Right at the end of my speech, the cub bit me.

"... Owowowow! You little bastard!" I yelled furiously, holding the creature at arm's length.

As everyone laughed, the sabre-cub squirmed out of my hands and attacked the abandoned milk-pouch. I scowled, "Ya coulda said somethin'..."

"Anyway, what'll you name him?" Mom asked with a smile, dishing out stew-portions.

I looked at the cub sucking fiercely on the burlap bag.

"... Uriel." I decided after a minute of thinking.

"Uriel?" Chaya asked.

"Yeah... I mean, these guys come from places covered in snow, right? And I may not have ever seen snow, but I'm told that it's actually hundreds of billions of tiny white crystals that fall from the sky... and crystals refract light and sparkle in it, don't they?" I muttered, picking the cub back up. I let him keep the pouch and began stroking his back. "If his fur is as white as the snow, which shines in the sunlight, it's only appropriate that his name mean 'shining one.'"

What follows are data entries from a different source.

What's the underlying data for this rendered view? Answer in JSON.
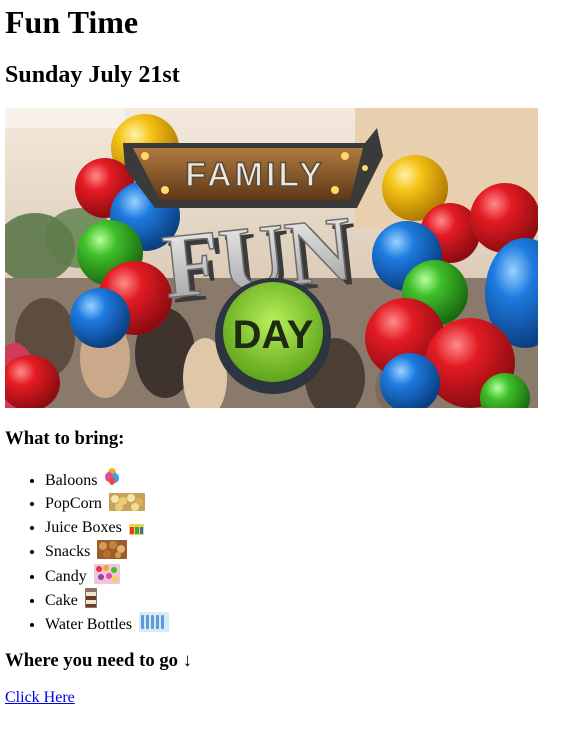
{
  "page": {
    "title": "Fun Time",
    "date": "Sunday July 21st"
  },
  "banner": {
    "text_top": "FAMILY",
    "text_mid": "FUN",
    "text_bottom": "DAY",
    "colors": {
      "sky": "#e9d8c4",
      "crowd": "#7a6b5e",
      "red": "#e31b23",
      "blue": "#1e7be0",
      "green": "#3fbf2a",
      "yellow": "#f5c317",
      "lime": "#8bd832",
      "wood": "#8a5a2b"
    }
  },
  "bring": {
    "heading": "What to bring:",
    "items": [
      {
        "label": "Baloons",
        "icon": "balloons-icon"
      },
      {
        "label": "PopCorn",
        "icon": "popcorn-icon"
      },
      {
        "label": "Juice Boxes",
        "icon": "juice-boxes-icon"
      },
      {
        "label": "Snacks",
        "icon": "snacks-icon"
      },
      {
        "label": "Candy",
        "icon": "candy-icon"
      },
      {
        "label": "Cake",
        "icon": "cake-icon"
      },
      {
        "label": "Water Bottles",
        "icon": "water-bottles-icon"
      }
    ]
  },
  "directions": {
    "heading": "Where you need to go ↓",
    "link_text": "Click Here",
    "link_color": "#0000ee"
  }
}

Mom smiled, nodding as she offered me my stew. I shook my head, too busy nursing my hungry new friend.

"Whatever, just keep your romanticized mushy feelings t' yerself, hear me, brat?" Master Alban snorted as he moved his bowl away from Zaria. She was already half-done with her portion and seeking more.

"That's fine, I don't need you to fix this country. Uriel an' me, we can do it on our own."

"Oya, oya! Don' fergit us, ne? Er me, anyways, ah'll help ya out!" Zaria objected.

"Y-yeah... We're friends, aren't we?" Hassan smiled. Chaya nodded, smiling sweetly.

I huffed, turning away from them to play with Uriel.

Because they'd totally ruined my grouchy-independent attitude.